Economist did a revisit to the "IT Doesnt Matter" issue, looks like Nicholas Carr is expanding on his theory in his new book .
It sure is an existentialist debate and one which is ruffling many feathers on the mighty trillion dollar information-technology industry -
Though there are pros and cons to this whole debate and I am not able to avoid drawing connections from Nicholas Carr's point to the one made by Shai Agassi.
This is Carr's point -
Computer hardware and software, Mr Carr argues, have been following the same progression from proprietary technology to infrastructure. In the past, American Airlines, for example, gained a strategic advantage for a decade or two after it rolled out a proprietary computerized reservation system in 1962, called Sabre. In time, however, its rivals replicated the system, or even leap-frogged to better ones. Today, the edge that a computer system can give a firm is fleeting at best. IT, in other words, has now joined history's other revolutionary technologies by becoming an infrastructure, not a differentiator. In that sense, and from the point of view of individual firms, “IT no longer matters.”
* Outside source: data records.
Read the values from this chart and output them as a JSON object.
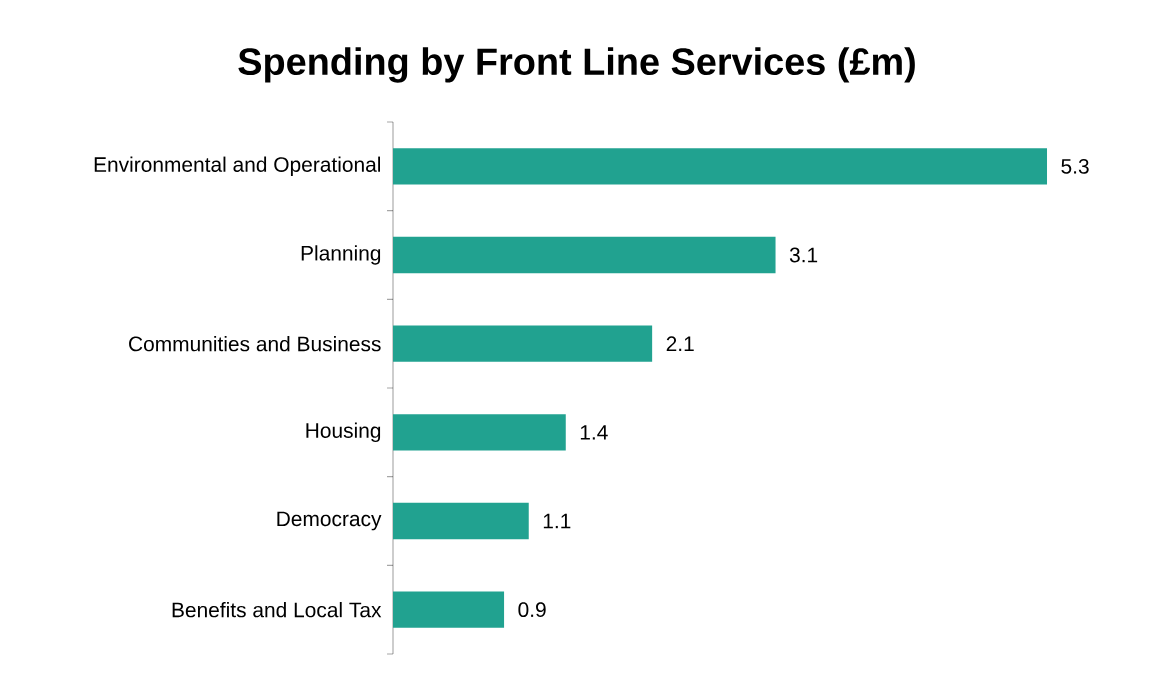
{
  "chart_data": {
    "type": "bar",
    "orientation": "horizontal",
    "title": "Spending by Front Line Services (£m)",
    "categories": [
      "Environmental and Operational",
      "Planning",
      "Communities and Business",
      "Housing",
      "Democracy",
      "Benefits and Local Tax"
    ],
    "values": [
      5.3,
      3.1,
      2.1,
      1.4,
      1.1,
      0.9
    ],
    "color": "#21a290",
    "data_labels": true
  }
}
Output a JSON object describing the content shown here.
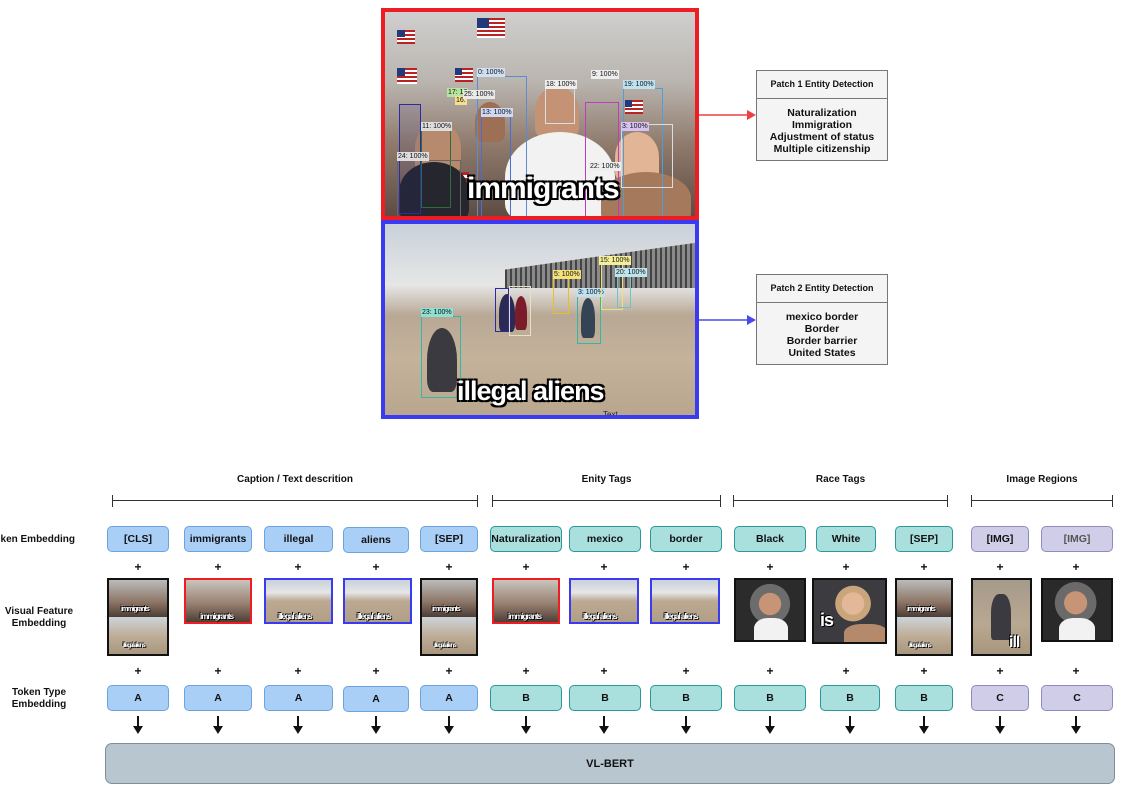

This is Agassi's example as to why we need to manage by time -
Whirlpool—they can finish a design and the R&D of a product, and it takes them a year to get the product on the market. You know what happens during that year? All the Koreans get to the market before them. Why? Because they copy their designs—they see them in a show, on the floor, and they copy them—and they have a three-month time to market.Same thing happened to Philips. Philips invented all the key innovations in the consumer electronics space, and they always were three months behind Sony. Even on stuff they invented, DVDs, they came in after. Manage that time to change, and you become Dell. You don't manage it, you become dealt.
Eventually it will come down to time, NOT THE COST as that will eventually level out due to the technology commoditization. This time factor will reflect in how companies manage their competitive advantage period (CAP), if your company doesnt mind its CAP then probably IT doesnt matter in your case, Otherwise you are busy Dell-ifying your processes and extracting every IT-enabled efficiency as possible.